In the treatment, the effluent was supplied to the column (calcium carbonate packed column 1) at a rate of 40 l / hr (LV = 20).
(m / hr), and circulated through the same column. A part of the circulating water was transferred to the column and subjected to water flow and circulation under the same conditions as the column. Further, a part of the circulating water of the column was transferred to the column, subjected to water passing and circulation treatment under the same conditions as the column, and a part thereof was discharged as treated water.

[0029] The fluorine concentration of each column effluent was analyzed, and the change over time is shown in Table 1.

Table 2 shows the results obtained by extracting and analyzing the filter medium in the column after passing water for 320 hours.

COMPARATIVE EXAMPLE 1 In Example 1, the effluent was not circulated in the column and the column, and the entire amount of the effluent of the column passed through the column, and the entire effluent of the column passed through the column. , Only the effluent of the column, a part of which was returned to the raw water tank of the column and circulated, was processed in the same manner as above, and the raw water supply amount was 2 liters / hr.
At a flow rate of 40 L / hr.

The effluent concentration of each column effluent was analyzed, and the change over time is shown in Table 1.
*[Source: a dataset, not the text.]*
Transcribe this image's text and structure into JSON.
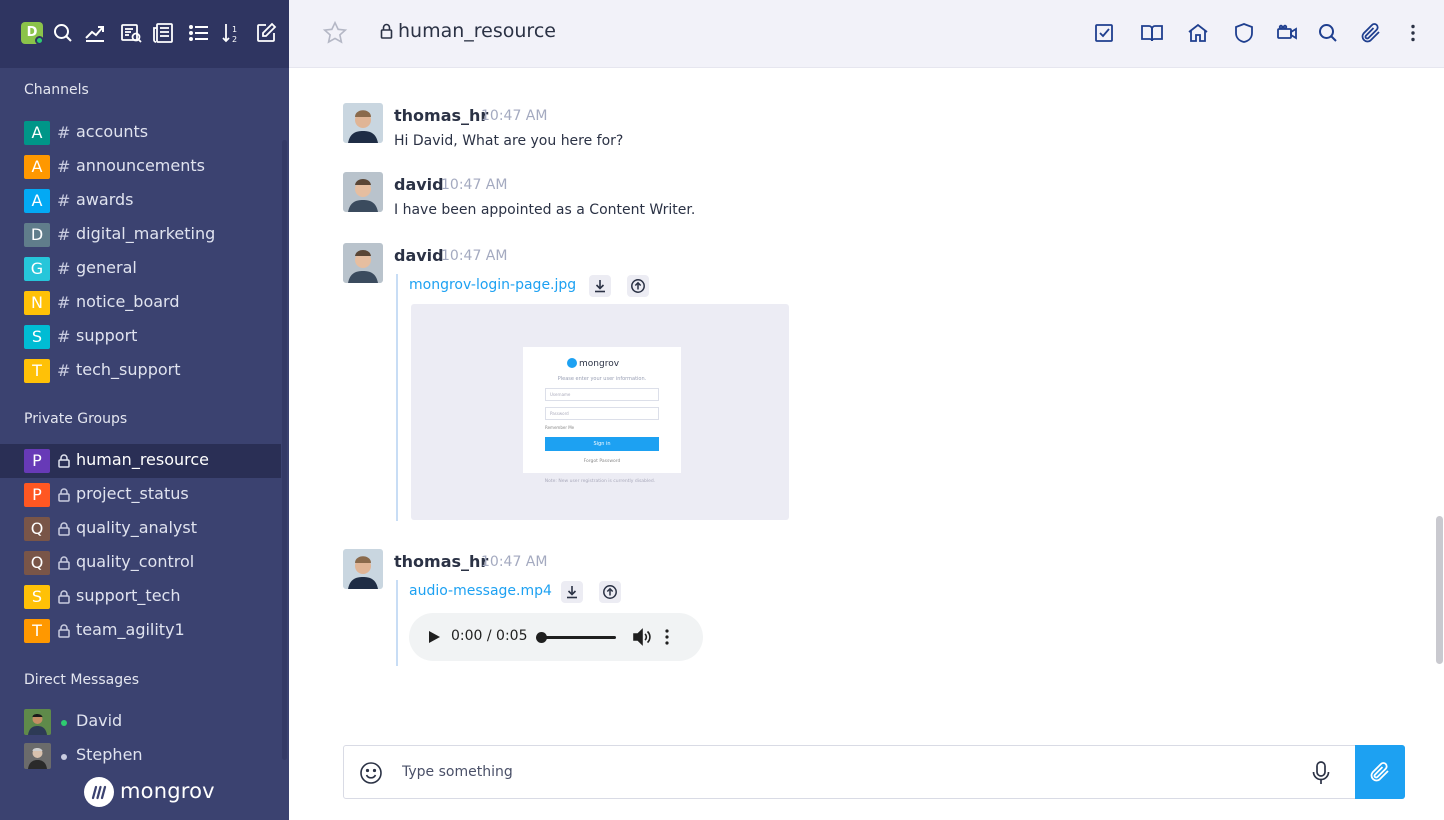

Table 2 shows the results obtained by extracting and analyzing the filter medium in the column after passing water for 320 hours.

[0034]

[Table 1]

[0035]

[Table 2]

As is apparent from Tables 1 and 2, according to the method of the present invention, the fluorine concentration of the treated water is significantly reduced and the purity of the recovered calcium fluoride is greatly increased as compared with the conventional method. .

[0037]

As described in detail above, according to the method for treating fluorine-containing water of the present invention, it is possible to increase the fluorine removal rate without increasing the number of calcium carbonate packed towers, to obtain high water quality treatment, and to achieve high purity. It is possible to recover calcium fluoride.

[Brief description of the drawings]

FIG. 1 is a system diagram showing a method for treating fluorine-containing water according to an embodiment of the present invention.
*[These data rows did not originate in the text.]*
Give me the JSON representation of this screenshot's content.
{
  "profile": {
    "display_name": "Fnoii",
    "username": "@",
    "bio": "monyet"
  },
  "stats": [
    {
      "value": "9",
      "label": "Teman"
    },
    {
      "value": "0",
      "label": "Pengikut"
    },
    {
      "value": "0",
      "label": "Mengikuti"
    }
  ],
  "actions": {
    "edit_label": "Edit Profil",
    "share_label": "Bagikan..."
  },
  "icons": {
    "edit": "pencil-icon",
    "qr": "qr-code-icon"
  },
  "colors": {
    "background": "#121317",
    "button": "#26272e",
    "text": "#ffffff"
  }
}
FIG. 2 is a system diagram showing another embodiment of the method for treating fluorine-containing water according to the present invention.

[Explanation of symbols]

 1,2,3 Calcium carbonate packed tower 4 Raw water tank 5 Raw water pump 6,7,8 Circulating water tank 9.10,11 Circulating pump

Claims (1)

(57) [Claims] 1. A fluorine-containing water sequentially passed through a plurality of calcium carbonate packed column arranged in series, the final stage carbonate calcium
In the method of taking out the effluent of the column packed with calcium carbonate as treated water, a part of the effluent of each column packed with calcium carbonate is
A method for treating fluorine-containing water, wherein the water is passed through the column packed with calcium carbonate without passing through the column packed with calcium.